The “New Evangelization”
Churches will make a gross mistake if they get entangled in preserving past settlements of church-society relationships. Their role should be to engage Europe in the “new evangelization”. In a rather narrow historical perspective, Koch says that the word “evangelization” began to circulate at Vatican II (1962-1965). Perhaps this is true as far as RC circles are concerned, but it is also true that the word had been part of the Evangelical language for centuries. For Koch evangelization does not mean to rally a new crusade to claim back the past dominion, but instead to live out the Gospel in spiritual terms. Real Christian life is the “fifth gospel” for modern man (p. 62), and that speaks more powerfully to him. In other words, the mood of evangelization should not be dogmatic but mystagogical, i.e. more concerned with mystical realities than theological definition. In this respect the church needs to be semper evangelizanda (always in the process of self-evangelizing). In evangelizing others, she should evangelize herself. In doing so evangelization will not be “confessionalist” (i.e. reproducing past schemes and divisions) but “ecumenical” (i.e. promoting unity).
Where do we go from here?
The combination of the acceptance of pluralism and an emphasis on mysticism (others would instead speak of “spirituality”) seems to be Cardinal Koch’s direction in Europe. In a sense, his views are not very different from those of Protestant ecumenicals. Rather different tones and perspectives are found in John Paul II’s 2003 Exhortation Ecclesia in Europa (The Church in Europe), and in Joseph Ratzinger’s writings on Europe (e.g. A Turning Point for Europe? The Church in the Modern World, 1994). In these writings there is no hint of the willingness by the RC Church to renounce her privileges, especially when they imply political and economic benefits. There is no evidence of the practical viability of Koch’s arguments. The main theological justification of a RC “sacred empire”, i.e. a Church having a state (the Vatican), is left totally unquestioned even by progressive voices. The Gordian knot of the settlement is carefully protected and possibly extended, rather than cut or even untied. Cardinal Koch must work out what he means by overcoming the “sacred empire” towards an “open house”, not just in the safety of a lecture room, but inside the Vatican establishment itself.
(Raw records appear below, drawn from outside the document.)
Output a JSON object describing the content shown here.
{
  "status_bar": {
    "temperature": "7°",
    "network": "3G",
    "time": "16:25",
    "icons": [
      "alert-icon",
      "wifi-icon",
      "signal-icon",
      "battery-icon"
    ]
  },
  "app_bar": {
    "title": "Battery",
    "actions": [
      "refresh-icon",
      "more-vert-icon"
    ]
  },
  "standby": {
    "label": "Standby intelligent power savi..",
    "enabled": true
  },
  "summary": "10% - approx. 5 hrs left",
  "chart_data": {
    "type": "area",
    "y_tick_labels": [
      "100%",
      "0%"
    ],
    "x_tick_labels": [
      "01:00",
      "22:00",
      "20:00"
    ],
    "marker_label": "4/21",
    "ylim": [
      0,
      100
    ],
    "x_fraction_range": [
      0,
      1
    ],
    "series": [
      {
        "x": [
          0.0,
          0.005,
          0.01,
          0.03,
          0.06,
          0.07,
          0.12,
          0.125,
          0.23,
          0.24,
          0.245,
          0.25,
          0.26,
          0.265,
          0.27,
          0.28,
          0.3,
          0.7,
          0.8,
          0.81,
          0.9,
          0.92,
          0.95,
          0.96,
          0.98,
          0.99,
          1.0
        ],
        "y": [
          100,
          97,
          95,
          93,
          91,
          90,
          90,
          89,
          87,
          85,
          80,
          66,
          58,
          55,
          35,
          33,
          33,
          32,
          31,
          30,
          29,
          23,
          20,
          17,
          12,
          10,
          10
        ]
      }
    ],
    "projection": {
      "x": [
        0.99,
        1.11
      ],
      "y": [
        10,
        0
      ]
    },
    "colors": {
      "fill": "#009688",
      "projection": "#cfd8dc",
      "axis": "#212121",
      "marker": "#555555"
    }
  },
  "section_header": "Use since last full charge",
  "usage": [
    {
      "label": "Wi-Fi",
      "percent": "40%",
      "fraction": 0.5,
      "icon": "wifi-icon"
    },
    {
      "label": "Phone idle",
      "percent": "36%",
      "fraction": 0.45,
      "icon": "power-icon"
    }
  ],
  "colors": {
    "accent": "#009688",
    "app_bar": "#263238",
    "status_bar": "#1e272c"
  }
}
The meaning of “evangelization” then needs to be spelled out more clearly, both theologically and practically. Appealing to postmodern mysticism can resonate with some European maîtres-à-penser, but what does it mean in terms of gospel faithfulness and a call to conversion to Jesus Christ? Again, giving a lecture is one thing, doing evangelism and seeing it happen can be quite another. From Basel to Rome, from bishopric in Central Europe to the Vatican curia, from the lectern to a more complex reality, Kurt Koch will surely have opportunities to test the weight of his views on Europe.